Function Traits: Transformation
Parameter | Type | Required | Default | Description |
---|---|---|---|---|
field [a] | string | optional | _events | Field to split by. |
strip | boolean | optional | false | Strip the field prefix when splitting (default is false). |
The parameter name for field
can be omitted; the following forms are equivalent:
split("_events")
and:
split(field="_events")
split()
Examples
In GitHub events, a PushEvent contains an array of commits, and each commit gets expanded into subattributes of payload.commit_0, payload.commit_1, .... LogScale cannot sum/count, etc across such attributes. Split expands each PushEvent into one PushEvent for each commit so they can be counted.
type=PushEvent
| split(payload.commits)
| groupby(payload.commits.author.email)
| sort()
There might be a case where your parser is receiving JSON events in a JSON array, as in:
[
{"exampleField": "value"},
{"exampleField": "value2"}
]
In this case, your @rawstring text contains this full array, but each record in the array is actually an event in itself, and you would like to split them out.

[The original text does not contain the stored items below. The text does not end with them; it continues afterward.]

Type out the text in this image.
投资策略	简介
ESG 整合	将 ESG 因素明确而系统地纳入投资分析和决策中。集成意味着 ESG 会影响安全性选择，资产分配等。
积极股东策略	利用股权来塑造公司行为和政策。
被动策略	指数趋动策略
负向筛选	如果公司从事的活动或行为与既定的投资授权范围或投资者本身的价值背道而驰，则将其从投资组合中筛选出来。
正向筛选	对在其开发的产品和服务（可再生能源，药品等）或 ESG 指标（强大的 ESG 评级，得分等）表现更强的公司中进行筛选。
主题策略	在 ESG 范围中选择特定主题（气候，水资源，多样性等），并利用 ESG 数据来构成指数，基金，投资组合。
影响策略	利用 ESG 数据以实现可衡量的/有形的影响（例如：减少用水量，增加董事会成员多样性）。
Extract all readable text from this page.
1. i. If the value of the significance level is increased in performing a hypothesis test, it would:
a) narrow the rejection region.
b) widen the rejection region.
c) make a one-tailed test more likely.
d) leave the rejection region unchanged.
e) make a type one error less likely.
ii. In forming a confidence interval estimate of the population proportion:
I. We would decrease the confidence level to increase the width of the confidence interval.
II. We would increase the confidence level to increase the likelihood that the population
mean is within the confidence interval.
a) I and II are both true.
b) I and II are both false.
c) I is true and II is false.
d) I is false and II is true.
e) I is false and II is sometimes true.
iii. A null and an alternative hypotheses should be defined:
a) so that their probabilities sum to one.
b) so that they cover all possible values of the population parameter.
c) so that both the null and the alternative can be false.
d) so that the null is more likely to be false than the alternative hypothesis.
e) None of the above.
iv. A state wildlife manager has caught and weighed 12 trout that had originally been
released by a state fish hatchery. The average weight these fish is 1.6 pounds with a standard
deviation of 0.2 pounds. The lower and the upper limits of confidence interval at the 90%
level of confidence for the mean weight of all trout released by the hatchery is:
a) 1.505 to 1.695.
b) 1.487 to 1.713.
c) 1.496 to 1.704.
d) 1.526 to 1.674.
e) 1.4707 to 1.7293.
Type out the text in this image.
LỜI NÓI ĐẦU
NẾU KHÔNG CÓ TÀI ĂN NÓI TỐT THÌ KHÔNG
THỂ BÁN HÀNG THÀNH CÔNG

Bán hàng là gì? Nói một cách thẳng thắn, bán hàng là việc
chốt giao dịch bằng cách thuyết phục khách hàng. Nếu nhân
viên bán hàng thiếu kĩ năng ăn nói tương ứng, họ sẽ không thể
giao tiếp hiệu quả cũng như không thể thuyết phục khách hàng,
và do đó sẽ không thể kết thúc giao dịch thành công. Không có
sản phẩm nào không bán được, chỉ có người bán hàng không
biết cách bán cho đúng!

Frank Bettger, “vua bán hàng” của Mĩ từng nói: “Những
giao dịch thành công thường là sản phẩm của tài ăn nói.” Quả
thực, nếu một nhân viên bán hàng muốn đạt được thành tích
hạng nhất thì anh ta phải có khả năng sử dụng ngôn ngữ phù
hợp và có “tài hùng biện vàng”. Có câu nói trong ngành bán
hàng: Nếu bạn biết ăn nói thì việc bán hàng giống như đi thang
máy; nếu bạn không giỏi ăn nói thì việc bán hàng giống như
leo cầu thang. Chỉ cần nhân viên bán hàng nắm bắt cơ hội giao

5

First you need to call parseJson()
, but when
@rawstring contains an array, the
parseJson()
function doesn't assign names to the
fields automatically, it only assigns indexes. In other words, calling
parseJson()
adds fields named something like
[0].exampleField
,
[1].exampleField
, etc. to the current
event.
Since split()
needs a field name to operate on
before it reads indexes, it seems like we can't pass it anything here.
But we can tell split()
to look for the empty field
name by calling split(field="")
.
This means that parsing the above with:
parseJson()
| split(field="")
will produce two events, each with a field named exampleField.
Alternatively, we can tell parseJson()
to add a
prefix to all the fields, which can then use as the field name to split
on:
parseJson(prefix="example")
| split(field="example")
Unfortunately this adds the example
prefix to all fields on the new event we've split out, so you may prefer
splitting on the empty field name to avoid that.